Despite the disapproval of economists, tournaments are a ubiquitous feature of economic life. The big bopper of tournaments is life itself – Richard Dawkins has pointed out that we all are ultimately just vehicles for our genes to compete in the big tournament of evolution. Tournaments exist at subtler scales as well.

One small but important tournament venue is our own brain. One of its most crucial functions is choosing among alternatives: should I take a nap, or go to the party? Should I have Brussels’ sprouts and ginger ale or beer and pizza? Should I exchange pawns or try to maneuver my knight to the kingside?

It’s a crucial feature of this type of decision that intermediate values are not useful. The proverbial mule who fails to choose starves between the two haystacks. No decision is worse than any decision. Many neural systems have features that enhance this sort of all or nothing behavior: after a buildup of potential, an irreversible act of amplification takes place, committing the system to an alternative and the host organism to a choice.

Some have chosen to see the quantum measurement process in the same terms. A typical quantum mechanical system, for example a silver atom, is in a superposition of angular momentum eigenstates until we run it through our Stern-Gerlach analyzer. At that point it is forced to choose up or down.

The common feature of all these “tournaments” is a bifurcation that transforms a potentiality into an actuality. At the start of the NCAA’s March basketball madness there are sixty-four – at the end, only one. In the case of these sporting events, the eventual choice is almost beside the point. The real point is not the winner but the competition. The winner, like the losers, is a character in the drama, necessary not because we need a winner but because otherwise the drama would lack a plot.

That’s not true for all tournaments. Leadership of most organizations is decided by series of tournaments. Usually it’s hoped that the tournament will choose a good leader, but the choice is the real point. If a leader is needed, some way of choosing a leader is needed, and choice is almost always a tournament.

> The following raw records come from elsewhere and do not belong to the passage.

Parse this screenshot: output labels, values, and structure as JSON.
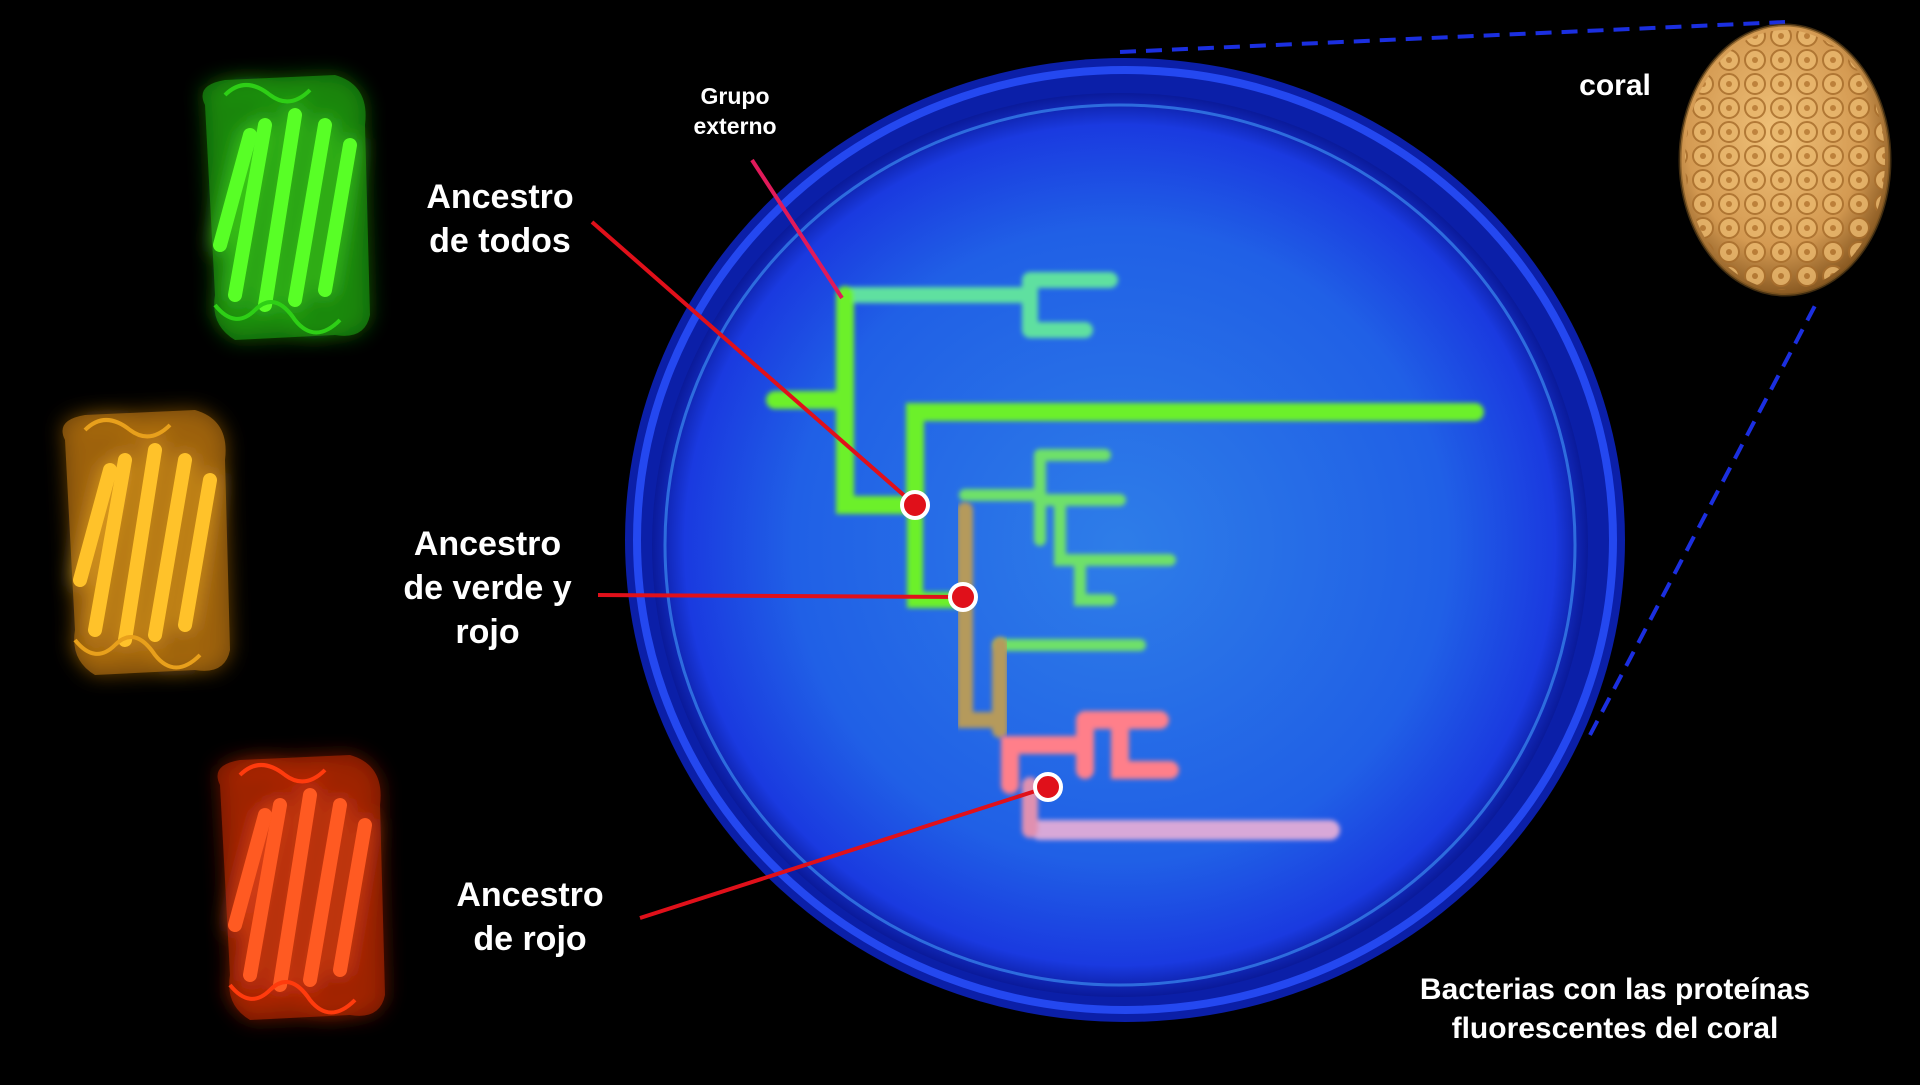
{
  "labels": {
    "outgroup": [
      "Grupo",
      "externo"
    ],
    "ancestor_all": [
      "Ancestro",
      "de todos"
    ],
    "ancestor_green_red": [
      "Ancestro",
      "de verde y",
      "rojo"
    ],
    "ancestor_red": [
      "Ancestro",
      "de rojo"
    ],
    "coral": "coral",
    "caption": [
      "Bacterias con las proteínas",
      "fluorescentes del coral"
    ]
  },
  "colors": {
    "background": "#000000",
    "dish": "#1a57e8",
    "green_protein": "#35e01c",
    "orange_protein": "#f0a51a",
    "red_protein": "#ff4a1a",
    "pointer_line": "#e0101a",
    "ancestor_dot": "#e0101a",
    "coral": "#d9a35a",
    "zoom_lines": "#1b2fe0"
  },
  "proteins": [
    {
      "name": "green-protein-icon",
      "color": "#35e01c"
    },
    {
      "name": "orange-protein-icon",
      "color": "#f0a51a"
    },
    {
      "name": "red-protein-icon",
      "color": "#ff4a1a"
    }
  ]
}
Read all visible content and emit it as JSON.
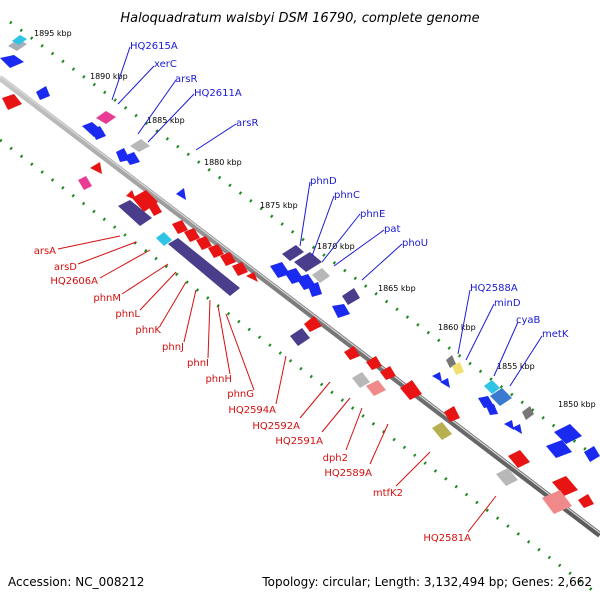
{
  "title": "Haloquadratum walsbyi DSM 16790, complete genome",
  "footer": {
    "accession": "Accession: NC_008212",
    "summary": "Topology: circular; Length: 3,132,494 bp; Genes: 2,662"
  },
  "kbp_ticks": [
    "1895 kbp",
    "1890 kbp",
    "1885 kbp",
    "1880 kbp",
    "1875 kbp",
    "1870 kbp",
    "1865 kbp",
    "1860 kbp",
    "1855 kbp",
    "1850 kbp"
  ],
  "forward_labels": [
    "HQ2615A",
    "xerC",
    "arsR",
    "HQ2611A",
    "arsR",
    "phnD",
    "phnC",
    "phnE",
    "pat",
    "phoU",
    "HQ2588A",
    "minD",
    "cyaB",
    "metK"
  ],
  "reverse_labels": [
    "arsA",
    "arsD",
    "HQ2606A",
    "phnM",
    "phnL",
    "phnK",
    "phnJ",
    "phnI",
    "phnH",
    "phnG",
    "HQ2594A",
    "HQ2592A",
    "HQ2591A",
    "dph2",
    "HQ2589A",
    "mtfK2",
    "HQ2581A"
  ],
  "colors": {
    "forward_label": "#1a1ad6",
    "reverse_label": "#d41010",
    "forward_gene": "#1a2af0",
    "reverse_gene": "#e81414",
    "operon_dark": "#4a3e8c",
    "backbone": "#8a8a8a",
    "tick_dots": "#1f8a1f"
  }
}
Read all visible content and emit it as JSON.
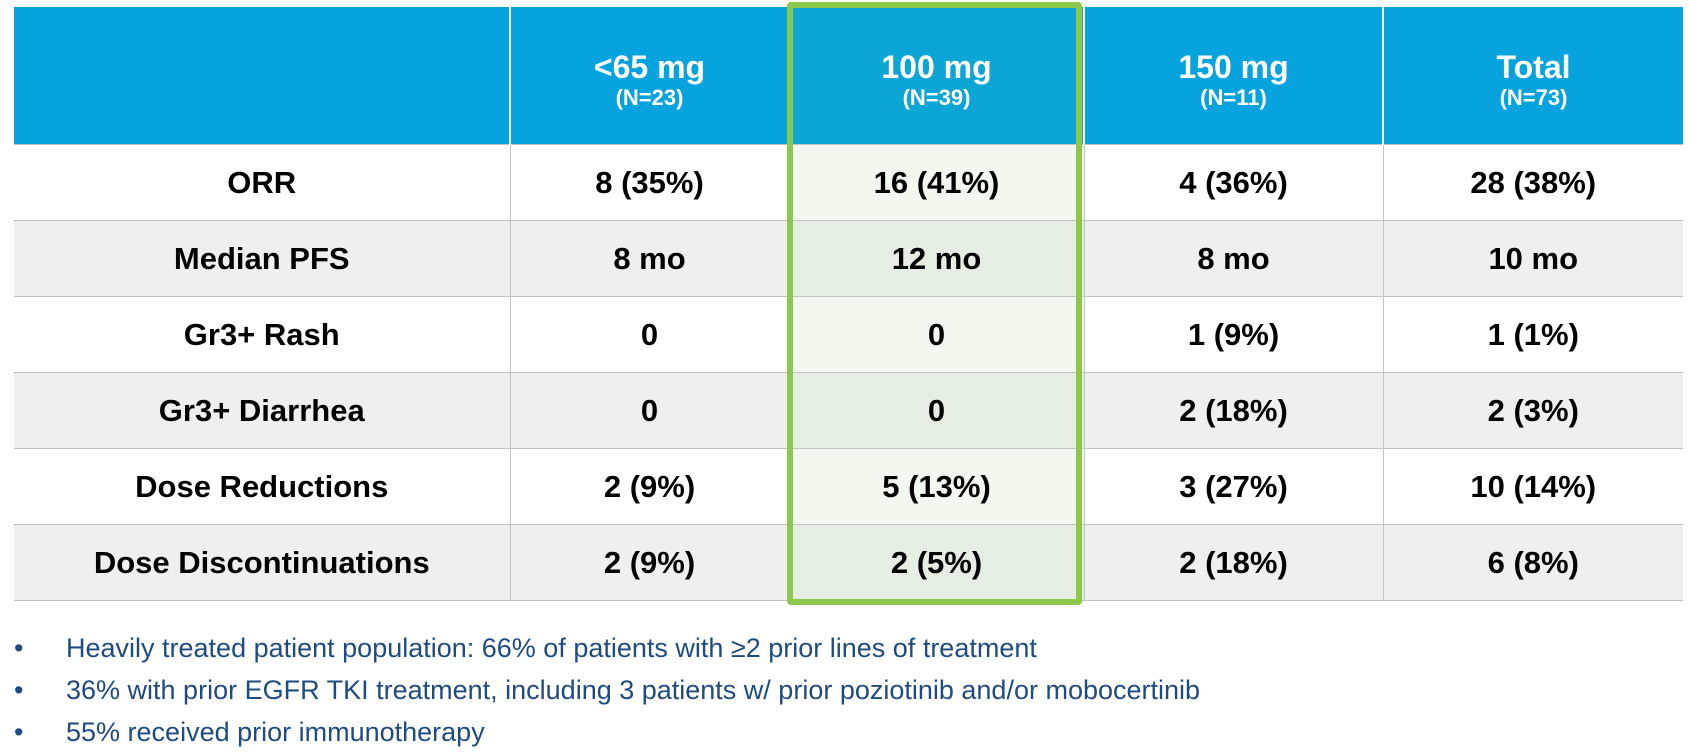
{
  "table": {
    "columns": [
      {
        "name": "",
        "n": ""
      },
      {
        "name": "<65 mg",
        "n": "(N=23)"
      },
      {
        "name": "100 mg",
        "n": "(N=39)"
      },
      {
        "name": "150 mg",
        "n": "(N=11)"
      },
      {
        "name": "Total",
        "n": "(N=73)"
      }
    ],
    "rows": [
      [
        "ORR",
        "8 (35%)",
        "16 (41%)",
        "4 (36%)",
        "28 (38%)"
      ],
      [
        "Median PFS",
        "8 mo",
        "12 mo",
        "8 mo",
        "10 mo"
      ],
      [
        "Gr3+ Rash",
        "0",
        "0",
        "1 (9%)",
        "1 (1%)"
      ],
      [
        "Gr3+ Diarrhea",
        "0",
        "0",
        "2 (18%)",
        "2 (3%)"
      ],
      [
        "Dose Reductions",
        "2 (9%)",
        "5 (13%)",
        "3 (27%)",
        "10 (14%)"
      ],
      [
        "Dose Discontinuations",
        "2 (9%)",
        "2 (5%)",
        "2 (18%)",
        "6 (8%)"
      ]
    ]
  },
  "notes": {
    "bullet": "•",
    "items": [
      "Heavily treated patient population: 66% of patients with ≥2 prior lines of treatment",
      "36% with prior EGFR TKI treatment, including 3 patients w/ prior poziotinib and/or mobocertinib",
      "55% received prior immunotherapy"
    ]
  },
  "colors": {
    "header_bg": "#06a3de",
    "highlight_border": "#8cc84b",
    "bullet_text": "#1e4b80",
    "zebra_row": "#efefef"
  }
}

The goal of the tournament is usually not just to choose, though, but to choose well. Otherwise it could just be a lottery. The problem with tournaments, so the economists tell me, is the waste – all the seemingly pointless efforts of the ultimate losers. The lottery avoids the waste, or most of it, but does nothing about discovery of the best choices. A well designed tournament should somehow try to choose well with minimal waste.